DEUXIEME PARTIE -
RELEVER LES DÉFIS
ÉCONOMIQUES
La
mission commune d'information a constaté la nécessité de
prendre en compte le caractère global de la logique économique
montagnarde et les interactions entre toutes ses composantes
économiques, sociales, culturelles et administratives. Il est par
exemple évident que le tourisme de montagne est une occasion propice
à la découverte de produits agricoles de qualité et que la
saisonnalité d'une partie de l'économie montagnarde exige
l'adaptation de notre droit social à la pluriactivité qui en
découle. Relever les défis économiques de la montagne
implique donc à partir de la valorisation de puissants atouts
sectoriels, d'élaborer des stratégies
« interactives » et différenciées
fondées sur une logique de bassins d'emploi montagnards pour entretenir
le « cercle vertueux » de l'économie montagnarde.
Il est regrettable qu'en dehors de son activité agricole,
répertoriée avec précision, la montagne demeure une
oubliée des statistiques officielles : l'INSEE ne diffuse que
très rarement des indicateurs sur la montagne et pour obtenir des
données, cet organisme exige du demandeur une délimitation des
massifs en
« zones à caractère administratif
définies par un code chiffré à trois
caractères ».
I. SOUTENIR UNE AGRICULTURE DE QUALITÉ AINSI QUE SA CONTRIBUTION A L'ENVIRONNEMENT
L'agriculture de montagne présente deux
caractéristiques essentielles : en premier lieu, le relief et le
climat dessinent depuis longtemps une agriculture extensive et orientée
vers les productions de qualité. En même temps, du point de vue
technique et financier, les agriculteurs de montagne ne luttent pas à
armes égales. Le climat et la pente sont générateurs de
surcoûts importants : en prenant l'exemple de la construction des
étables laitières, le commissariat général au plan
a chiffré à 30 % le coût supplémentaire de
l'investissement agricole en montagne par rapport à la plaine.
Ces surcoûts demeurent imparfaitement compensés : le revenu
moyen d'un hectare agricole en zone de montagne est de 30 %
inférieur à celui d'un hectare en zone de plaine. Même si
des progrès ont été enregistrés, la mission commune
d'information constate donc que le principe de parité des revenus
inscrit dans la loi « montagne » n'est pas atteint.
Ces faibles revenus de l'agriculture de montagne ne
suffisent pas à financer les investissements nécessaires à
sa modernisation et ne rémunèrent pas non plus les services
rendus à la collectivité
S'interrogeant sur le profil de l'agriculture montagnarde de demain, au moment
où l'avenir de la politique agricole commune (PAC) est en train de se
dessiner, la mission commune d'information souhaite tout d'abord
réaffirmer la nécessité de ne pas laisser se
« dissoudre » les spécificités et les acquis
de l'agriculture de montagne dans les évolutions irréversibles en
cours.
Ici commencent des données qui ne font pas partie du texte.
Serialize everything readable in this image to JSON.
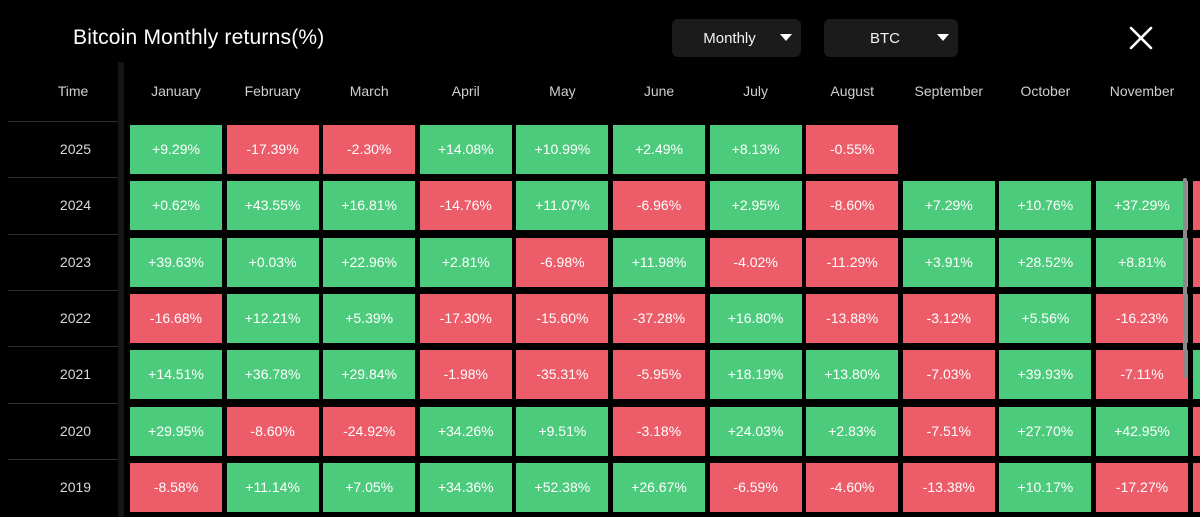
{
  "title": "Bitcoin Monthly returns(%)",
  "controls": {
    "period_value": "Monthly",
    "asset_value": "BTC",
    "close_icon": "close-icon",
    "caret_icon": "caret-down-icon"
  },
  "colors": {
    "positive": "#4dcb7d",
    "negative": "#ec5c69",
    "background": "#000000"
  },
  "table": {
    "time_header": "Time",
    "months": [
      "January",
      "February",
      "March",
      "April",
      "May",
      "June",
      "July",
      "August",
      "September",
      "October",
      "November"
    ],
    "rows": [
      {
        "year": "2025",
        "values": [
          "+9.29%",
          "-17.39%",
          "-2.30%",
          "+14.08%",
          "+10.99%",
          "+2.49%",
          "+8.13%",
          "-0.55%",
          "",
          "",
          ""
        ]
      },
      {
        "year": "2024",
        "values": [
          "+0.62%",
          "+43.55%",
          "+16.81%",
          "-14.76%",
          "+11.07%",
          "-6.96%",
          "+2.95%",
          "-8.60%",
          "+7.29%",
          "+10.76%",
          "+37.29%"
        ]
      },
      {
        "year": "2023",
        "values": [
          "+39.63%",
          "+0.03%",
          "+22.96%",
          "+2.81%",
          "-6.98%",
          "+11.98%",
          "-4.02%",
          "-11.29%",
          "+3.91%",
          "+28.52%",
          "+8.81%"
        ]
      },
      {
        "year": "2022",
        "values": [
          "-16.68%",
          "+12.21%",
          "+5.39%",
          "-17.30%",
          "-15.60%",
          "-37.28%",
          "+16.80%",
          "-13.88%",
          "-3.12%",
          "+5.56%",
          "-16.23%"
        ]
      },
      {
        "year": "2021",
        "values": [
          "+14.51%",
          "+36.78%",
          "+29.84%",
          "-1.98%",
          "-35.31%",
          "-5.95%",
          "+18.19%",
          "+13.80%",
          "-7.03%",
          "+39.93%",
          "-7.11%"
        ]
      },
      {
        "year": "2020",
        "values": [
          "+29.95%",
          "-8.60%",
          "-24.92%",
          "+34.26%",
          "+9.51%",
          "-3.18%",
          "+24.03%",
          "+2.83%",
          "-7.51%",
          "+27.70%",
          "+42.95%"
        ]
      },
      {
        "year": "2019",
        "values": [
          "-8.58%",
          "+11.14%",
          "+7.05%",
          "+34.36%",
          "+52.38%",
          "+26.67%",
          "-6.59%",
          "-4.60%",
          "-13.38%",
          "+10.17%",
          "-17.27%"
        ]
      }
    ]
  }
}
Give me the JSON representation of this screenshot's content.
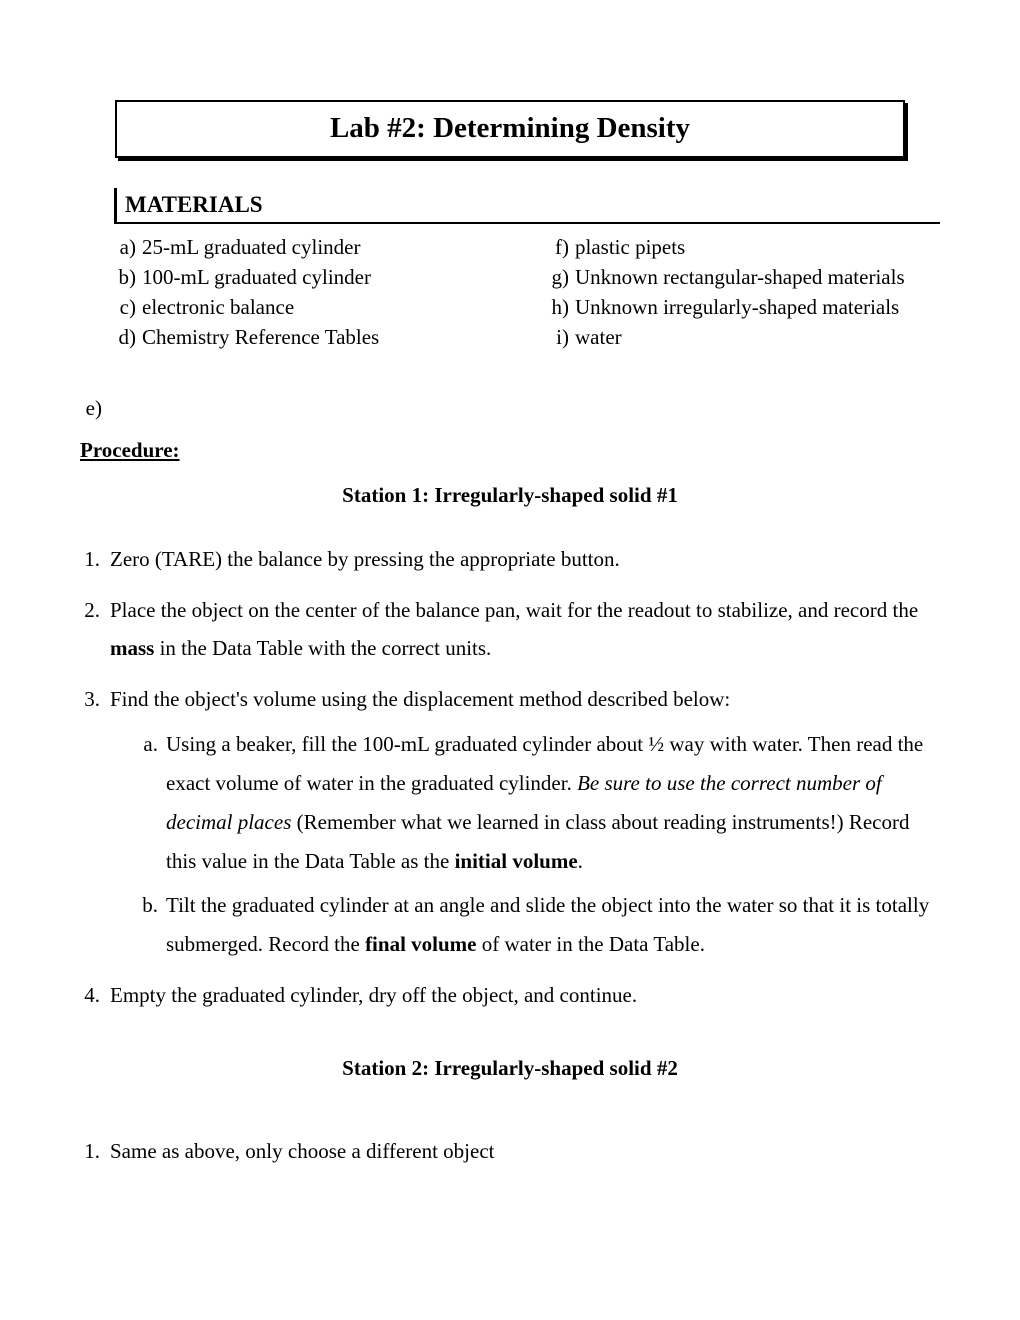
{
  "title": "Lab #2: Determining Density",
  "materials_heading": "MATERIALS",
  "materials_left": [
    {
      "label": "a)",
      "text": "25-mL graduated cylinder"
    },
    {
      "label": "b)",
      "text": "100-mL graduated cylinder"
    },
    {
      "label": "c)",
      "text": "electronic balance"
    },
    {
      "label": "d)",
      "text": "Chemistry Reference Tables"
    }
  ],
  "materials_orphan": {
    "label": "e)",
    "text": ""
  },
  "materials_right": [
    {
      "label": "f)",
      "text": "plastic pipets"
    },
    {
      "label": "g)",
      "text": "Unknown rectangular-shaped materials"
    },
    {
      "label": "h)",
      "text": "Unknown irregularly-shaped materials"
    },
    {
      "label": "i)",
      "text": "water"
    }
  ],
  "procedure_heading": "Procedure:",
  "station1_heading": "Station 1: Irregularly-shaped solid #1",
  "station2_heading": "Station 2: Irregularly-shaped solid #2",
  "proc": {
    "p1": {
      "num": "1.",
      "text": "Zero (TARE) the balance by pressing the appropriate button."
    },
    "p2": {
      "num": "2.",
      "pre": "Place the object on the center of the balance pan, wait for the readout to stabilize, and record the ",
      "bold": "mass",
      "post": " in the Data Table with the correct units."
    },
    "p3": {
      "num": "3.",
      "text": "Find the object's volume using the displacement method described below:",
      "a": {
        "label": "a.",
        "pre": "Using a beaker, fill the 100-mL graduated cylinder about ½ way with water.  Then read the exact volume of water in the graduated cylinder.   ",
        "italic": "Be sure to use the correct number of decimal places",
        "mid": " (Remember what we learned in class about reading instruments!) Record this value in the Data Table as the ",
        "bold": "initial volume",
        "post": "."
      },
      "b": {
        "label": "b.",
        "pre": "Tilt the graduated cylinder at an angle and slide the object into the water so that it is totally submerged.  Record the ",
        "bold": "final volume",
        "post": " of water in the Data Table."
      }
    },
    "p4": {
      "num": "4.",
      "text": "Empty the graduated cylinder, dry off the object, and continue."
    }
  },
  "station2_proc": {
    "p1": {
      "num": "1.",
      "text": "Same as above, only choose a different object"
    }
  }
}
Il s'agit de rompre le cercle vicieux de l'insuffisance des revenus et
des investissements de modernisation. Les handicaps naturels et structurels
ainsi que les difficultés d'exploitation inhérentes au climat et
à l'altitude doivent faire l'objet d'une compensation revalorisée
de façon substantielle. En même temps, pour permettre à
l'agriculture de montagne de valoriser ses atouts, l'effort d'investissement
nécessaire à la constitution de filières de qualité
doit être particulièrement soutenu.
En effet, par contraste avec la tonalité excessivement
« environnementaliste » de certains rapports d'experts sur
le devenir de l'agriculture de montagne, votre mission a constaté que
les agriculteurs montagnards avaient une conception résolument
économique et offensive de leur activité. «
Si la
logique d'assistanat de l'agriculture venait à prendre le pas sur le
maintien de productions économiquement rentables, la relève des
générations actuelles d'agriculteurs risquerait de ne pas
être assurée
» : tel est le message que la
mission sénatoriale a clairement perçu.
Les agriculteurs de montagne auditionnés par la mission commune
d'information ont mis en évidence un paramètre économique
fondamental : la production de qualité et les résultats
économiques sont les ressorts essentiels de leur motivation ;
l'idée de « devenir des agents rémunérés
sur fonds publics pour entretenir le territoire » suscite en
même temps peu d'entrain chez un certain nombre d'exploitants agricoles
montagnards.
Cette réalité humaine ne doit pas conduire la mission commune
d'information à minimiser la contribution essentielle de l'agriculture
à la vitalité et au « développement
durable » de la montagne : l'apport de l'agriculture en termes
de beauté des paysages et de prévention des risques influencent
directement la qualité de la vie montagnarde et l'image touristique de
ces territoires. L' agriculture reste en même temps un des piliers
majeurs de l'économie des zones montagnardes et la présence des
agriculteurs, le dernier rempart, dans bien des cas, contre une totale
désertification.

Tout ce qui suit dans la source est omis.